Dead: Road Trips
- 2-CD set
Trips Vol. 1 No. 3
The third installment in our new Road Trips series features smokin' tracks from the summer tour of 1971, including highlights from shows in New Haven and Chicago.
Trips Vol. 1 No. 3 includes...
- A booklet boasting scads of great photos and an essay by Dead scholar Blair Jackson
1: 7/31/71 Yale Bowl, New Haven CT
2: 8/23/71 Auditorium Theater, Chicago IL
If you’re up on your Dick’s Picks releases—and we know you are—you’ll recall that Dick’s Picks 35, released in 2005, featured some smokin’ performances from the summer of 1971. The master reels from which it was culled, long believed to have been lost, had turned up miraculously on a houseboat owned by the parents of former GD keyboardist Keith Godchaux, discovered more than 30 years later by Keith’s brother, Brian, and son, Zion.
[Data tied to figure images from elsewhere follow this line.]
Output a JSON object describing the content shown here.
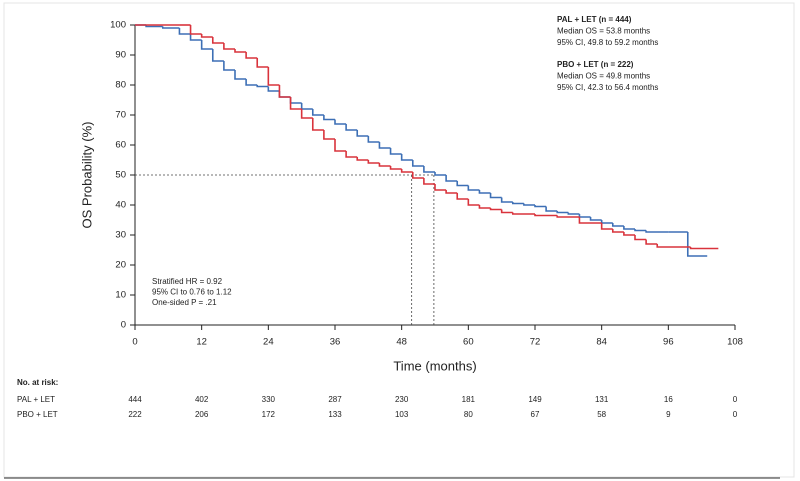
{
  "chart_data": {
    "type": "step",
    "y_label": "OS Probability (%)",
    "x_label": "Time (months)",
    "xlim": [
      0,
      108
    ],
    "xticks": [
      0,
      12,
      24,
      36,
      48,
      60,
      72,
      84,
      96,
      108
    ],
    "ylim": [
      0,
      100
    ],
    "yticks": [
      0,
      10,
      20,
      30,
      40,
      50,
      60,
      70,
      80,
      90,
      100
    ],
    "median_level": 50,
    "median_times": [
      49.8,
      53.8
    ],
    "series": [
      {
        "name": "PAL + LET (n = 444)",
        "color": "#3d6fb5",
        "details": [
          "Median OS = 53.8 months",
          "95% CI, 49.8 to 59.2 months"
        ],
        "x": [
          0,
          2,
          5,
          8,
          10,
          12,
          14,
          16,
          18,
          20,
          22,
          24,
          26,
          28,
          30,
          32,
          34,
          36,
          38,
          40,
          42,
          44,
          46,
          48,
          50,
          52,
          54,
          56,
          58,
          60,
          62,
          64,
          66,
          68,
          70,
          72,
          74,
          76,
          78,
          80,
          82,
          84,
          86,
          88,
          90,
          92,
          96,
          99.5,
          103
        ],
        "values": [
          100,
          99.5,
          99,
          97,
          95,
          92,
          88,
          85,
          82,
          80,
          79.5,
          78,
          76,
          74,
          72,
          70,
          68.5,
          67,
          65,
          63,
          61,
          59,
          57,
          55,
          53,
          51,
          50,
          48,
          46.5,
          45,
          44,
          42.5,
          41,
          40.5,
          40,
          39.5,
          38,
          37.5,
          37,
          36,
          35,
          34,
          33,
          32,
          31.5,
          31,
          31,
          23,
          23
        ]
      },
      {
        "name": "PBO + LET (n = 222)",
        "color": "#d9333c",
        "details": [
          "Median OS = 49.8 months",
          "95% CI, 42.3 to 56.4 months"
        ],
        "x": [
          0,
          8,
          10,
          12,
          14,
          16,
          18,
          20,
          22,
          24,
          26,
          28,
          30,
          32,
          34,
          36,
          38,
          40,
          42,
          44,
          46,
          48,
          50,
          52,
          54,
          56,
          58,
          60,
          62,
          64,
          66,
          68,
          72,
          76,
          80,
          84,
          86,
          88,
          90,
          92,
          94,
          100,
          105
        ],
        "values": [
          100,
          100,
          97,
          96,
          94,
          92,
          91,
          89,
          86,
          80,
          76,
          72,
          69,
          65,
          62,
          58,
          56,
          55,
          54,
          53,
          52,
          51,
          49,
          47,
          45,
          44,
          42,
          40,
          39,
          38.5,
          37.5,
          37,
          36.5,
          36,
          34,
          32,
          31,
          30,
          28.5,
          27,
          26,
          25.5,
          25.5
        ]
      }
    ],
    "annotation": [
      "Stratified HR = 0.92",
      "95% CI to 0.76 to 1.12",
      "One-sided P = .21"
    ],
    "risk_table": {
      "title": "No. at risk:",
      "rows": [
        {
          "name": "PAL + LET",
          "values": [
            444,
            402,
            330,
            287,
            230,
            181,
            149,
            131,
            16,
            0
          ]
        },
        {
          "name": "PBO + LET",
          "values": [
            222,
            206,
            172,
            133,
            103,
            80,
            67,
            58,
            9,
            0
          ]
        }
      ]
    }
  }
}
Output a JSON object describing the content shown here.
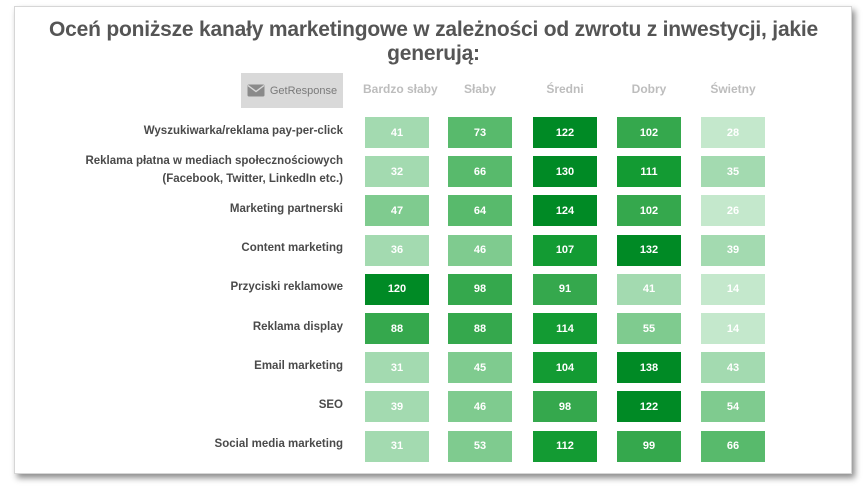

And Keith had these masters because the band wanted him to be able to hear their most recent tour in preparation for his taking the piano seat that fall. It was quite a find, to say the least—the Grateful Dead world equivalent of uncovering a new royal tomb in the Valley of the Kings.
So imagine our surprise when two years later, under completely different circumstances, even more great, previously uncirculated master tapes from the summer of ’71 turned up unexpectedly. Surely that was a sign, too, that this music needed to come out and be shared with all of you. Which brings us, happily, to Road Trips Volume One, Number 3. This release offers up the brightest of these recently discovered gems: Disc One is taken from the famous show at the Yale Bowl in New Haven, Connecticut, July 31, 1971, anchored around an out-of-this-world “Dark Star” and a version of “Not Fade Away > Goin’ Down the Road” that also includes a short “Darkness, Darkness” jam. Hot stuff!
The material on Disc Two is from the Auditorium Theatre in Chicago about three weeks later—8/23/71 (the following night, 8/24, was spotlighted on DP35)—and its big highlight is probably the very jammed out version of “That’s It for the Other One,” which in my humble opinion stands with the best they ever played (yes, even ones from the Fillmore West box). Spread across the discs you’ll also find outstanding versions of “China Cat > Rider,” “Uncle John’s Band > Johnny B. Goode,” “Wharf Rat,” “Sugar Magnolia” and lots more. Like the DP35 performances, these are a Phil-lover’s-delight, with massive bass on almost every track—careful if you’re driving or operating heavy machinery when you crank up these CDs!